Obwohl das Gerät inklusive der schweren Seilwinde zirka 13,5 Tonnen wiegt, sinkt es nicht ein im Schnee. Das Gewicht verteilt sich auf der grossen Raupenfläche. Das bedeutet aber auch, dass es nur mit den Gewicht alleine nicht möglich ist, den Schnee wie gewünscht zu formen. Frühere Maschinen zogen einfach eine schwere Platte hinterher («Ein Glettibrett», wie ein anderer Fahrer sagt) und konnten die Schneeoberfläche lediglich glätten. Heute drücken die Maschinen ein komplexes Werkzeug auf den Schnee, welches die obere Schicht fräsen und modellieren kann. Erst so ist es möglich, die typischen tiefen Rillen in den Schnee zu bringen. Oben angekommen, steigt Hansjürg Elmer aus und hängt das Drahtseil der Seilwinde an einen fest im Boden verankerten Haken.

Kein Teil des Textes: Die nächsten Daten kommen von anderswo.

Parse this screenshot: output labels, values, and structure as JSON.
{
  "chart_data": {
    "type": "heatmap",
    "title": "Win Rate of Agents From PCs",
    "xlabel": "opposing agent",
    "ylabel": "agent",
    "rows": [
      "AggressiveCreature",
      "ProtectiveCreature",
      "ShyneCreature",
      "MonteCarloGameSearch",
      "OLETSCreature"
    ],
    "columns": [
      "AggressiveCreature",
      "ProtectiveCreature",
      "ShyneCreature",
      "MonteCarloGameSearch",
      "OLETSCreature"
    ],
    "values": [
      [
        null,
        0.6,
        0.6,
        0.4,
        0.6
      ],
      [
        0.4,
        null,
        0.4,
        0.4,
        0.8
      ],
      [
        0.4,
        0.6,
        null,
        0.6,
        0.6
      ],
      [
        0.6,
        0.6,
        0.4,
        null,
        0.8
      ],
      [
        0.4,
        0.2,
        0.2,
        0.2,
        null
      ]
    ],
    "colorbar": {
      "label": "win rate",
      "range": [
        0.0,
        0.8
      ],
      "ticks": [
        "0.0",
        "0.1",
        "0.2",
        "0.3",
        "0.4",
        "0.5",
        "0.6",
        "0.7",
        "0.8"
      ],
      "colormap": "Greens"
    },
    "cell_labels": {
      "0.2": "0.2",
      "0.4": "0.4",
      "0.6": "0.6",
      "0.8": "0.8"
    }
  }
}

Schnee schieben und Pisten modellieren
Dann geht’s steil die Piste hinab, 32 Grad Hangneigung zeigt das Display an. Ein paar Hundert Meter weiter unten wendet Elmer das Gerät und beginnt nun, tonnenweise Schnee den Hang hinaufzuschieben. Ohne Seilwinde, die jetzt mit drei Tonnen Kraft das Fahrzeug nach oben zieht, wäre das nicht möglich. Die vielen Skifahrer schieben den Schnee dann morgen wieder hinunter. Ebenso verursacht das Skifahren unzählige ­Buckel und Rinnen. Die Pistenfahrzeugführer müssen das Gelände perfekt kennen, damit sie diese wieder ausgleichen können, indem sie Schneebüchel abfräsen und Löcher auffüllen, ohne den Boden zu beschädigen.

Die Helden der Nacht
Jeder der Fahrer arbeitet sechs Nächte pro Woche eine Wintersaison lang. Meistens dauert die Arbeit von halb fünf nachmittags bis nachts um halb zwei. Wenn es jedoch schneit, rücken sie manchmal erst morgens um drei aus und präparieren bis kurz vor Pistenöffnung. Die ganze Nacht alleine unterwegs zu sein, manchmal beobachtet von einem Fuchs oder einer Gämse, macht das Freude? Die Antwort ist ein zufriedenes Lächeln. «PistenBully»-Fahrer war für alle ein Bubentraum.

Wenn Sie also das nächste Mal über die Piste sausen, sei es in Elm oder an einem anderen Ort, fällt Ihnen bestimmt wieder ein, was in der Nacht zuvor für Sie geleistet wurde.